"I've got dimwits, dimwits, dimwits…" sang a dimwit in a museum. The museum was in Antone's dimwit chamber. Dimwit's sang, drank dimwit alcohol, ordered Double Dimwit Pizza, and dimwitted each other. They had a nice dim life. One dimwit was called Dimbit. He loved being who he was. He was dimmer than any of the other dimwits. He imagined being free and going to a nice luxury dimwit hotel, which didn't exist. And there was another dimwit named Dumbabit. Everyone liked crowding around the stupid old codger to hear him tell a story before bed. There was also a very weak dimwit named Tiny. He was as big as Goliath, leader of a gargoyle clan. Only Tiny could break out of their museum, but of course the dimwit's didn't know this until after Tiny died of old age… Goliath wouldn't have been able to break it open if he tried. One day, Tiny's descendant was born and 5 minutes later, punched someone into a wall, breaking it.
"Freedom!" yelled Dimbit, running out into the city. Suddenly, the invisible museum was visible.
"Let's go to Double Dimwit pizza! I can't wait to meet other dimwits!" Said a dimwit who didn't know that they would meet humans.
"Let's sing the national dimwit anthem!"
"There will always be a dimwit,
Doesn't matter stupid or smart
We are better than Dimbit
We are stupid
And idiotic
While my brother
Is psychotic,
We will always prevail!
We shall never
Everrrrrrrrrrrrrrrrrrrrrrrrrrr
Fail! Always prevail!
DIMWITS!" The entire crowd of dimwit's chorused. Seconds later…
"Put your hands above your head and freeze!" A cop said.
Much too all the humans surprise, all the dimwits were suddenly frozen in a block of ice.
Tiny's descendant walked out with his diaper on the wrong way. Lasers suddenly shot out of his hand, blowing up random street lights.
"Catch that baby!"
Two cops ended up bonking heads with each other when the baby disappeared at the last moment.
"Where'd he go?!" a cop yelled.
The world looked all yellow.
"It's humans! Fire the potatoes!" a dimwit yelled. Unknown to the humans, they were teleported to Dimwitopilas by Tiny's descendant.
Meanwhile…
"WE MUST INVESTIGATE!" Goliath boomed.
"Stop acting like a pirate Goliath, that book might have been good but still…" Brooklyn said.
"There is treasure on the high seas of rock! Fire the cannons! We must get our treasure!" Goliath continued while picking up Lexington.
"Hey, let go of me Goliath!" Lexington said.
"The cannonball is reluctant! Put in some more juice!" Goliath said while holding Lexington in the air. In a few moments, Lexington was hurtling diagonally to the ground.
Broadway flew over to catch Lexington while Brooklyn and Angela were just staring at Goliath who had unsheathed a sword.
Eliza arrived. Goliath was suddenly acting normal, and the sword disappeared.
But before Eliza said hi…
"My princess… how fares thee?" said Goliath who suddenly had a knight's armor and shield on.
"Uh…"
"Eliza! Don't listen to him! He's drunk on cheese!" Brooklyn suddenly shouted.
Goliath turned to Angela.
"I…"
Everyone stared, waiting for him to spill the beans.

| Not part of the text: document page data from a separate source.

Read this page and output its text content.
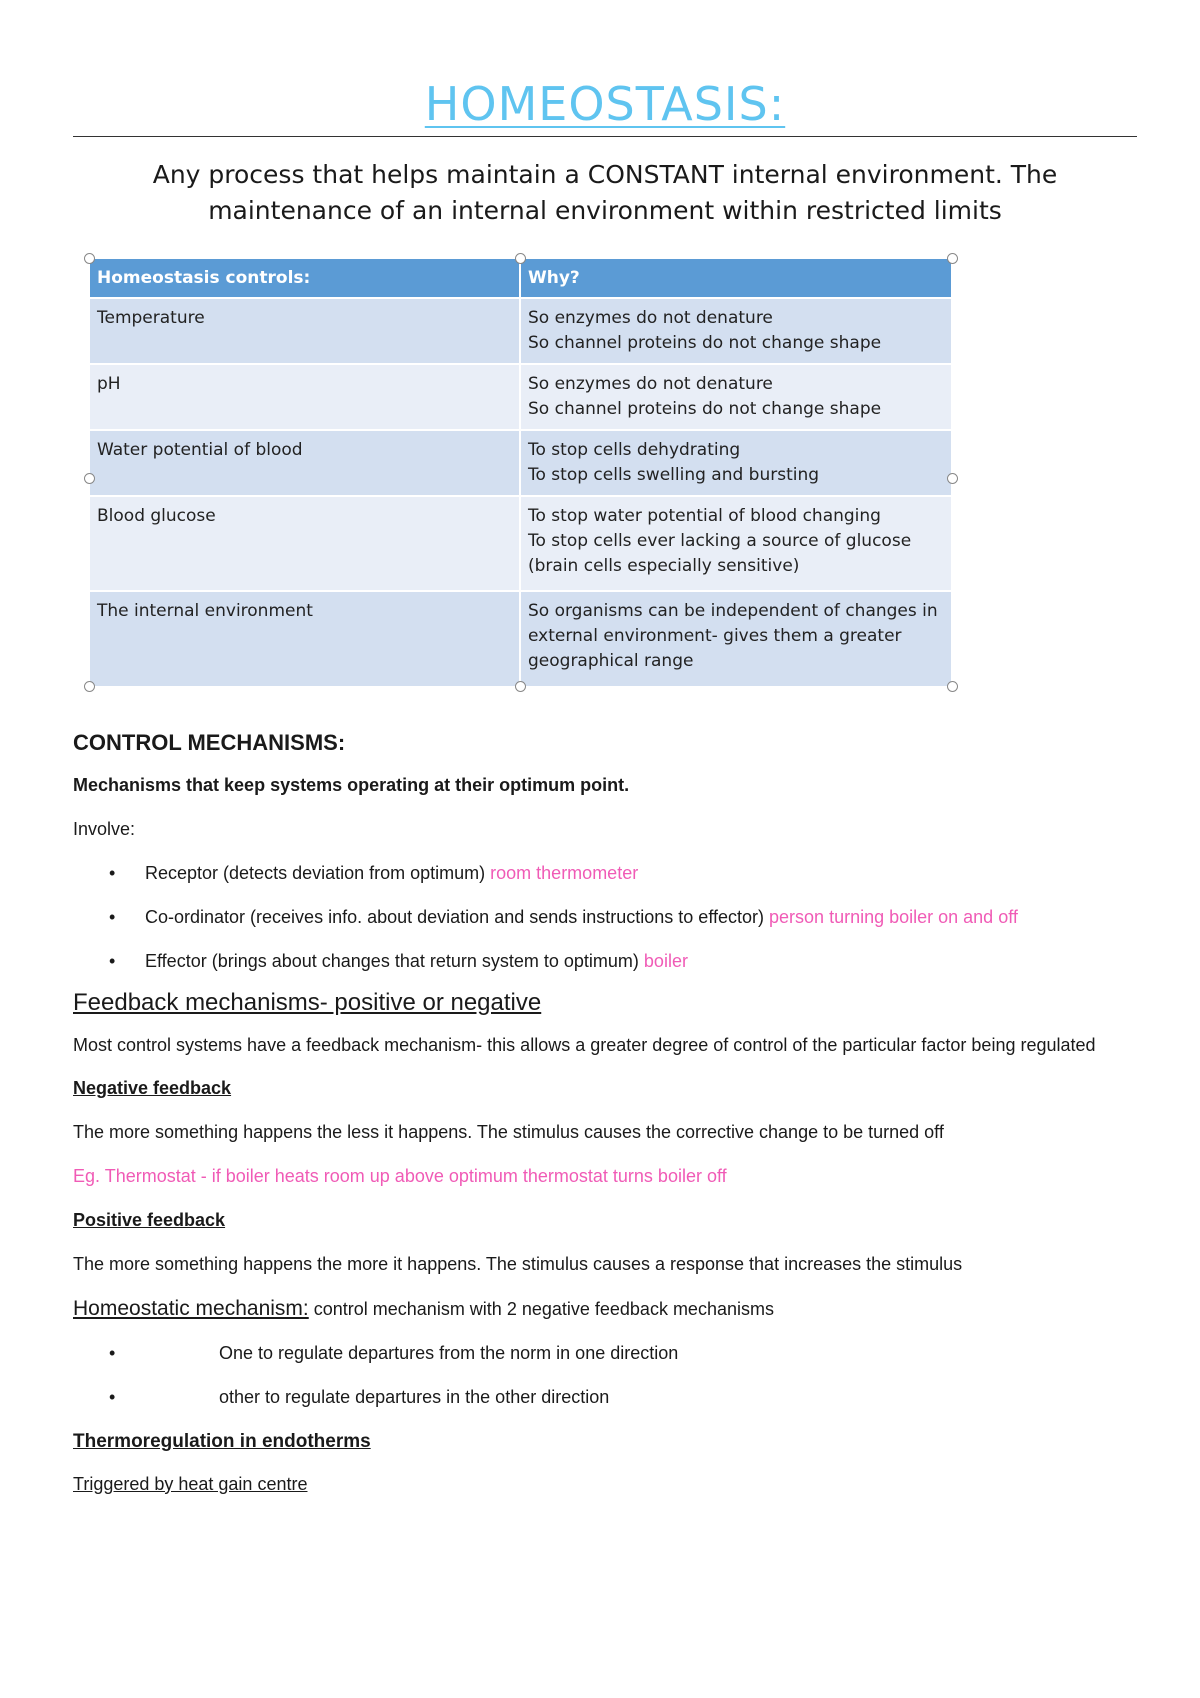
HOMEOSTASIS:
Any process that helps maintain a CONSTANT internal environment. The maintenance of an internal environment within restricted limits
Homeostasis controls:	Why?
Temperature	So enzymes do not denature
So channel proteins do not change shape

pH	So enzymes do not denature
So channel proteins do not change shape

Water potential of blood	To stop cells dehydrating
To stop cells swelling and bursting

Blood glucose	To stop water potential of blood changing
To stop cells ever lacking a source of glucose
(brain cells especially sensitive)

The internal environment	So organisms can be independent of changes in
external environment- gives them a greater
geographical range
CONTROL MECHANISMS:

Mechanisms that keep systems operating at their optimum point.

Involve:

• Receptor (detects deviation from optimum) room thermometer
• Co-ordinator (receives info. about deviation and sends instructions to effector) person turning boiler on and off
• Effector (brings about changes that return system to optimum) boiler

Feedback mechanisms- positive or negative

Most control systems have a feedback mechanism- this allows a greater degree of control of the particular factor being regulated

Negative feedback

The more something happens the less it happens. The stimulus causes the corrective change to be turned off

Eg. Thermostat - if boiler heats room up above optimum thermostat turns boiler off

Positive feedback

The more something happens the more it happens. The stimulus causes a response that increases the stimulus

Homeostatic mechanism: control mechanism with 2 negative feedback mechanisms

•	One to regulate departures from the norm in one direction
•	other to regulate departures in the other direction

Thermoregulation in endotherms

Triggered by heat gain centre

"Am your father!" Goliath said. Everyone suddenly fell.
"Don't listen to him! He's drunk on cheese!" Brooklyn said in a harsh voice.
Xanatos came up.
"Goliath! I want you to find David and Goliath who are in Manhattan right now."
"What are you talking about?" said Goliath.

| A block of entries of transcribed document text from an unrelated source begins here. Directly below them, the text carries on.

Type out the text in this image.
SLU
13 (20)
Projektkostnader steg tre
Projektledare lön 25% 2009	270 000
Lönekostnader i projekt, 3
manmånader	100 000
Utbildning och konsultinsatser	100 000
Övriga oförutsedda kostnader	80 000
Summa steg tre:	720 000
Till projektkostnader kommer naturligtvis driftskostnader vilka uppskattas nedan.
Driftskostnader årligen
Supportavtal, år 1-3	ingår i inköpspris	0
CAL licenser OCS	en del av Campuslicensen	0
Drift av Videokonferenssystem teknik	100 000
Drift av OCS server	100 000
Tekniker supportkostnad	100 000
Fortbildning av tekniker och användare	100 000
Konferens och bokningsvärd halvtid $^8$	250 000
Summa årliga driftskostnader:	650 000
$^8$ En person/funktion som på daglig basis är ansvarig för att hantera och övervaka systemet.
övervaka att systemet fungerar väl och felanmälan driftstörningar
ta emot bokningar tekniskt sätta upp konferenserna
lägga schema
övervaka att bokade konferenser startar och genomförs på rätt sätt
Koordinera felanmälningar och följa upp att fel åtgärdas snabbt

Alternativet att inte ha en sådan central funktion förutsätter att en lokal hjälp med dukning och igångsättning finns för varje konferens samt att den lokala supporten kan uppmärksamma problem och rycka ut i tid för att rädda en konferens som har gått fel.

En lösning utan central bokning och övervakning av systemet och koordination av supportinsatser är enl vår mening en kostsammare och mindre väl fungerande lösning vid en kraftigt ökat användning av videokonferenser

"Don't listen to him! He's drunk on sandwiches that have cheese!" Brooklyn yelled.
Hudson came up.
"Bronks, let's watch the nature program!" And with that, Hudson and Bronks left.
"It's almost dawn! Everyone, get into your positions!" Goliath said.
Everyone did. But Hudson and Bronks were watching the nature program. And for some reason, while they were watching TV, they didn't turn to stone. Couch potato power rules all. Suddenly the TV screen blurted out…
"You KNOW you need it! It's so special and new! It's a GOLDEN RIMMED TOILET only for the very best an-"
"Isn't there anything good on TV nowadays?" Hudson muttered.
"You just can't wait for daylight savings when the days get shorter and the nights get longer! To learn more about daylight savings, go to daylight savings!"
Hudson sighed and turned the TV off. And turned to stone.